At Charlottesville Tomorrow, we are also trying to figure out how we can better serve the community. Trust in government is low, but the work of local government is more important than it has ever been in my lifetime. How do we get more people interested, engaged, and informed?
We are going to start by increasing the quality, breadth, and depth of the journalism we produce. By connecting our mission-driven beat reporting to long-form stories that help the community understand these complex and interconnected problems, we’ll make it easier for you to engage with issues at the right time to influence them.
That work will be led by our new News Editor, Elliott Robinson, who started his job on August 6. Elliott spent six years working for Berkshire Hathaway Media, including stints at The Daily Progress and the Richmond Times-Dispatch. He is a seasoned daily news editor, the son of an Army sergeant from Hampton, and, to my knowledge, the first African-American to lead a news desk in Charlottesville. We are lucky to have him.
Charlottesville Tomorrow’s two reporters, Josh Mandell and Emily Hays, are young, ambitious local journalists who grew up here, attending Western Albemarle High School and Charlottesville High School, respectively. They bring local context and networks to their work, and, more importantly, they care deeply about this place.
As I’ve begun talking to people about our long-form solutions journalism and my editorial priorities, I’ve been asked if I think it will be hard for Charlottesville Tomorrow to stay objective and non-partisan. I don’t believe it will. Solutions to complex problems, particularly in local government, are practical. Disagreements are just as likely to emerge inside parties as they are between them. Mapping national identity politics onto local issues can be nearly impossible, even for the most rabid partisan.
The big questions are constant: How do we balance growth and sustainability? Affordability with investment, revenue, and job creation? Rural integrity and environmental stewardship with access to land? Then, how do we do all of that and create a better community for all of our residents through processes that are transparent, accountable and fair?

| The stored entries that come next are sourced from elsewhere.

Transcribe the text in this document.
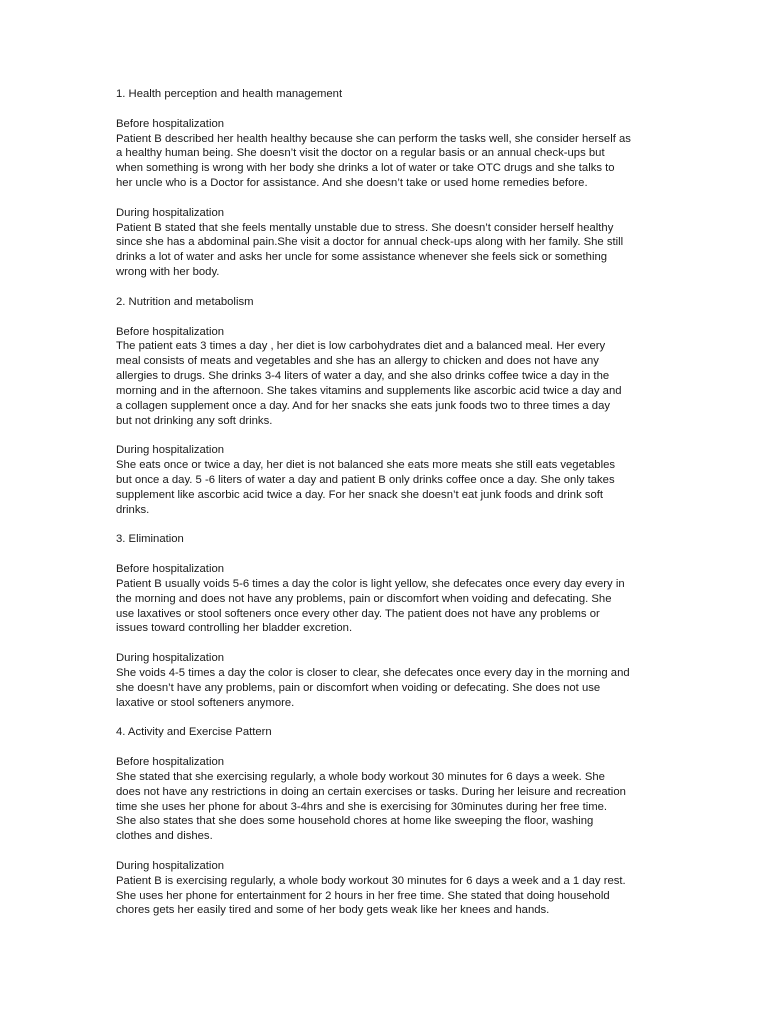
1. Health perception and health management
Before hospitalization
Patient B described her health healthy because she can perform the tasks well, she consider herself as
a healthy human being. She doesn’t visit the doctor on a regular basis or an annual check-ups but
when something is wrong with her body she drinks a lot of water or take OTC drugs and she talks to
her uncle who is a Doctor for assistance. And she doesn’t take or used home remedies before.
During hospitalization
Patient B stated that she feels mentally unstable due to stress. She doesn’t consider herself healthy
since she has a abdominal pain.She visit a doctor for annual check-ups along with her family. She still
drinks a lot of water and asks her uncle for some assistance whenever she feels sick or something
wrong with her body.
2. Nutrition and metabolism
Before hospitalization
The patient eats 3 times a day , her diet is low carbohydrates diet and a balanced meal. Her every
meal consists of meats and vegetables and she has an allergy to chicken and does not have any
allergies to drugs. She drinks 3-4 liters of water a day, and she also drinks coffee twice a day in the
morning and in the afternoon. She takes vitamins and supplements like ascorbic acid twice a day and
a collagen supplement once a day. And for her snacks she eats junk foods two to three times a day
but not drinking any soft drinks.
During hospitalization
She eats once or twice a day, her diet is not balanced she eats more meats she still eats vegetables
but once a day. 5 -6 liters of water a day and patient B only drinks coffee once a day. She only takes
supplement like ascorbic acid twice a day. For her snack she doesn’t eat junk foods and drink soft
drinks.
3. Elimination
Before hospitalization
Patient B usually voids 5-6 times a day the color is light yellow, she defecates once every day every in
the morning and does not have any problems, pain or discomfort when voiding and defecating. She
use laxatives or stool softeners once every other day. The patient does not have any problems or
issues toward controlling her bladder excretion.
During hospitalization
She voids 4-5 times a day the color is closer to clear, she defecates once every day in the morning and
she doesn’t have any problems, pain or discomfort when voiding or defecating. She does not use
laxative or stool softeners anymore.
4. Activity and Exercise Pattern
Before hospitalization
She stated that she exercising regularly, a whole body workout 30 minutes for 6 days a week. She
does not have any restrictions in doing an certain exercises or tasks. During her leisure and recreation
time she uses her phone for about 3-4hrs and she is exercising for 30minutes during her free time.
She also states that she does some household chores at home like sweeping the floor, washing
clothes and dishes.
During hospitalization
Patient B is exercising regularly, a whole body workout 30 minutes for 6 days a week and a 1 day rest.
She uses her phone for entertainment for 2 hours in her free time. She stated that doing household
chores gets her easily tired and some of her body gets weak like her knees and hands.
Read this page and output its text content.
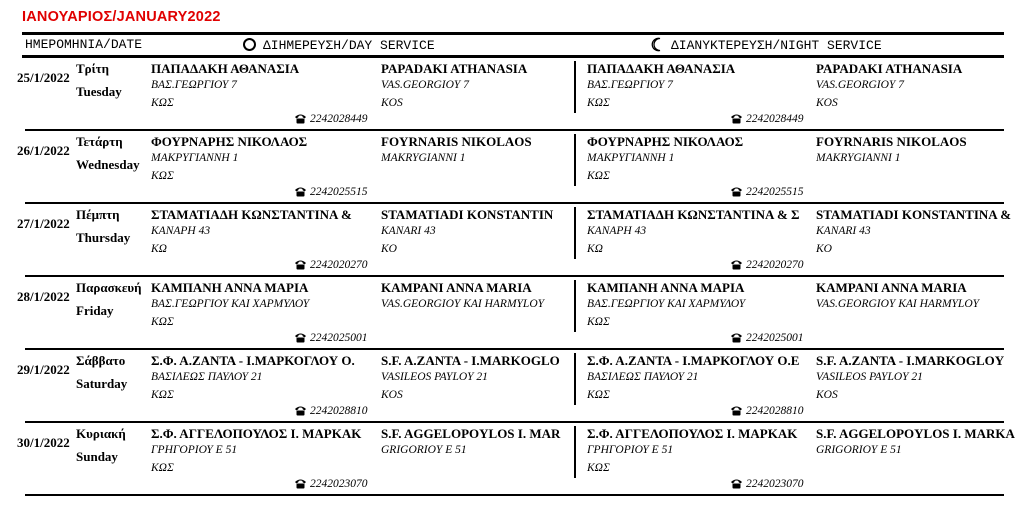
ΙΑΝΟΥΑΡΙΟΣ/JANUARY2022
ΗΜΕΡΟΜΗΝΙΑ/DATE	ΔΙΗΜΕΡΕΥΣΗ/DAY SERVICE	ΔΙΑΝΥΚΤΕΡΕΥΣΗ/NIGHT SERVICE
25/1/2022
Τρίτη
Tuesday
ΠΑΠΑΔΑΚΗ ΑΘΑΝΑΣΙΑ
ΒΑΣ.ΓΕΩΡΓΙΟΥ 7
ΚΩΣ
2242028449
PAPADAKI ATHANASIA
VAS.GEORGIOY 7
KOS
ΠΑΠΑΔΑΚΗ ΑΘΑΝΑΣΙΑ
ΒΑΣ.ΓΕΩΡΓΙΟΥ 7
ΚΩΣ
2242028449
PAPADAKI ATHANASIA
VAS.GEORGIOY 7
KOS
26/1/2022
Τετάρτη
Wednesday
ΦΟΥΡΝΑΡΗΣ ΝΙΚΟΛΑΟΣ
ΜΑΚΡΥΓΙΑΝΝΗ 1
ΚΩΣ
2242025515
FOYRNARIS NIKOLAOS
MAKRYGIANNI 1
ΦΟΥΡΝΑΡΗΣ ΝΙΚΟΛΑΟΣ
ΜΑΚΡΥΓΙΑΝΝΗ 1
ΚΩΣ
2242025515
FOYRNARIS NIKOLAOS
MAKRYGIANNI 1
27/1/2022
Πέμπτη
Thursday
ΣΤΑΜΑΤΙΑΔΗ ΚΩΝΣΤΑΝΤΙΝΑ &
ΚΑΝΑΡΗ 43
ΚΩ
2242020270
STAMATIADI KONSTANTIN
KANARI 43
KO
ΣΤΑΜΑΤΙΑΔΗ ΚΩΝΣΤΑΝΤΙΝΑ & Σ
ΚΑΝΑΡΗ 43
ΚΩ
2242020270
STAMATIADI KONSTANTINA &
KANARI 43
KO
28/1/2022
Παρασκευή
Friday
ΚΑΜΠΑΝΗ ΑΝΝΑ ΜΑΡΙΑ
ΒΑΣ.ΓΕΩΡΓΙΟΥ ΚΑΙ ΧΑΡΜΥΛΟΥ
ΚΩΣ
2242025001
KAMPANI ANNA MARIA
VAS.GEORGIOY KAI HARMYLOY
ΚΑΜΠΑΝΗ ΑΝΝΑ ΜΑΡΙΑ
ΒΑΣ.ΓΕΩΡΓΙΟΥ ΚΑΙ ΧΑΡΜΥΛΟΥ
ΚΩΣ
2242025001
KAMPANI ANNA MARIA
VAS.GEORGIOY KAI HARMYLOY
29/1/2022
Σάββατο
Saturday
Σ.Φ. Α.ΖΑΝΤΑ - Ι.ΜΑΡΚΟΓΛΟΥ Ο.
ΒΑΣΙΛΕΩΣ ΠΑΥΛΟΥ 21
ΚΩΣ
2242028810
S.F. A.ZANTA - I.MARKOGLO
VASILEOS PAYLOY 21
KOS
Σ.Φ. Α.ΖΑΝΤΑ - Ι.ΜΑΡΚΟΓΛΟΥ Ο.Ε
ΒΑΣΙΛΕΩΣ ΠΑΥΛΟΥ 21
ΚΩΣ
2242028810
S.F. A.ZANTA - I.MARKOGLOY
VASILEOS PAYLOY 21
KOS
30/1/2022
Κυριακή
Sunday
Σ.Φ. ΑΓΓΕΛΟΠΟΥΛΟΣ Ι. ΜΑΡΚΑΚ
ΓΡΗΓΟΡΙΟΥ Ε 51
ΚΩΣ
2242023070
S.F. AGGELOPOYLOS I. MAR
GRIGORIOY E 51
Σ.Φ. ΑΓΓΕΛΟΠΟΥΛΟΣ Ι. ΜΑΡΚΑΚ
ΓΡΗΓΟΡΙΟΥ Ε 51
ΚΩΣ
2242023070
S.F. AGGELOPOYLOS I. MARKA
GRIGORIOY E 51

It’s not going to happen if people don’t understand what’s going on in their local government conversations. And it’s not going to happen if local governments fail to realize that the public doesn’t want to engage in the same circular conversations that have gotten us where we are today. I have a feeling, a good feeling, that the future of national politics is going to be reinvented at the local level in places just like Charlottesville.
Don’t you want to be involved? I do.